Thirty-seven rebels were killed in the Adawiyeh, Bab Dreib and Dawar Fakhoura districts of Homs, it said.
It said rebel fighters armed with anti-tank missiles, thermobaric grenades, mortars and machineguns destroyed two BMB armored cars and set ablaze a third, "killing all its crew."
Four soldiers were killed in an attack on a checkpoint in Bab Dreib, al-Watan said, while 15 rebels and two members of the security forces died in clashes in Rastan, another town in central Syria.
Activists said the unrest had killed nearly 200 people nationwide over the previous three days.
Analysts warn that the conflict, between a guerrilla movement backed by growing numbers of army deserters and a regime increasingly bent on repression, has largely eclipsed the peaceful protests seen at the start of the uprising.
"It is the beginning of an all-out armed conflict," said Joshua Landis, head of the Center for Middle East Studies at the University of Oklahoma.
"We are heading toward real chaos," he added. "The Syrian public in general is beginning to (realize) that there isn't a magic ending to this, there isn't a regime collapse."
On Tuesday, the Free Syrian Army said half of the country was now effectively a no-go zone for the security forces.

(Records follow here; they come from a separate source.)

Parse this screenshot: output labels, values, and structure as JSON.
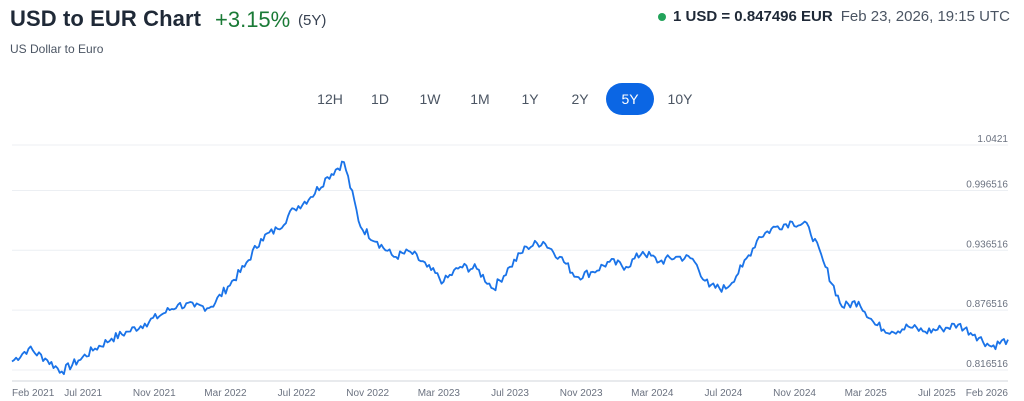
{
  "header": {
    "title": "USD to EUR Chart",
    "change": "+3.15%",
    "period": "(5Y)",
    "subtitle": "US Dollar to Euro",
    "rate": "1 USD = 0.847496 EUR",
    "timestamp": "Feb 23, 2026, 19:15 UTC",
    "live_color": "#22a35a"
  },
  "ranges": {
    "options": [
      "12H",
      "1D",
      "1W",
      "1M",
      "1Y",
      "2Y",
      "5Y",
      "10Y"
    ],
    "selected": "5Y"
  },
  "chart_data": {
    "type": "line",
    "title": "",
    "xlabel": "",
    "ylabel": "",
    "y_ticks": [
      1.0421,
      0.996516,
      0.936516,
      0.876516,
      0.816516
    ],
    "ylim": [
      0.8115,
      1.0421
    ],
    "x_ticks": [
      "Feb 2021",
      "Jul 2021",
      "Nov 2021",
      "Mar 2022",
      "Jul 2022",
      "Nov 2022",
      "Mar 2023",
      "Jul 2023",
      "Nov 2023",
      "Mar 2024",
      "Jul 2024",
      "Nov 2024",
      "Mar 2025",
      "Jul 2025",
      "Feb 2026"
    ],
    "grid": "horizontal",
    "line_color": "#1a73e8",
    "series": [
      {
        "x": [
          "2021-02",
          "2021-03",
          "2021-04",
          "2021-05",
          "2021-06",
          "2021-07",
          "2021-08",
          "2021-09",
          "2021-10",
          "2021-11",
          "2021-12",
          "2022-01",
          "2022-02",
          "2022-03",
          "2022-04",
          "2022-05",
          "2022-06",
          "2022-07",
          "2022-08",
          "2022-09",
          "2022-10",
          "2022-11",
          "2022-12",
          "2023-01",
          "2023-02",
          "2023-03",
          "2023-04",
          "2023-05",
          "2023-06",
          "2023-07",
          "2023-08",
          "2023-09",
          "2023-10",
          "2023-11",
          "2023-12",
          "2024-01",
          "2024-02",
          "2024-03",
          "2024-04",
          "2024-05",
          "2024-06",
          "2024-07",
          "2024-08",
          "2024-09",
          "2024-10",
          "2024-11",
          "2024-12",
          "2025-01",
          "2025-02",
          "2025-03",
          "2025-04",
          "2025-05",
          "2025-06",
          "2025-07",
          "2025-08",
          "2025-09",
          "2025-10",
          "2025-11",
          "2025-12",
          "2026-01",
          "2026-02"
        ],
        "values": [
          0.825,
          0.838,
          0.828,
          0.815,
          0.826,
          0.838,
          0.848,
          0.855,
          0.863,
          0.872,
          0.882,
          0.88,
          0.88,
          0.9,
          0.92,
          0.948,
          0.958,
          0.978,
          0.99,
          1.01,
          1.025,
          0.96,
          0.945,
          0.93,
          0.935,
          0.92,
          0.905,
          0.92,
          0.918,
          0.898,
          0.92,
          0.94,
          0.945,
          0.93,
          0.91,
          0.915,
          0.925,
          0.92,
          0.935,
          0.925,
          0.93,
          0.928,
          0.9,
          0.898,
          0.92,
          0.95,
          0.96,
          0.965,
          0.96,
          0.92,
          0.88,
          0.885,
          0.862,
          0.855,
          0.86,
          0.855,
          0.858,
          0.862,
          0.852,
          0.84,
          0.847
        ]
      }
    ]
  }
}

"Fifty percent of Syrian territory is no longer under the control of the regime," its Turkey-based commander Colonel Riad al-Asaad told Agence France Presse.
The United Nations says more than 5,400 people have been killed in Syria since the pro-democracy uprising began in mid-March.
But U.N. human rights chief Navi Pillay said on January 25 her organization had stopped compiling a death toll for Syria's crackdown on the protests because it is too difficult to get information.
Damascus does not recognize the scale of the protest movement that erupted in mid-March, insisting it is fighting "terrorist groups" seeking to sow chaos as part of a foreign-hatched conspiracy.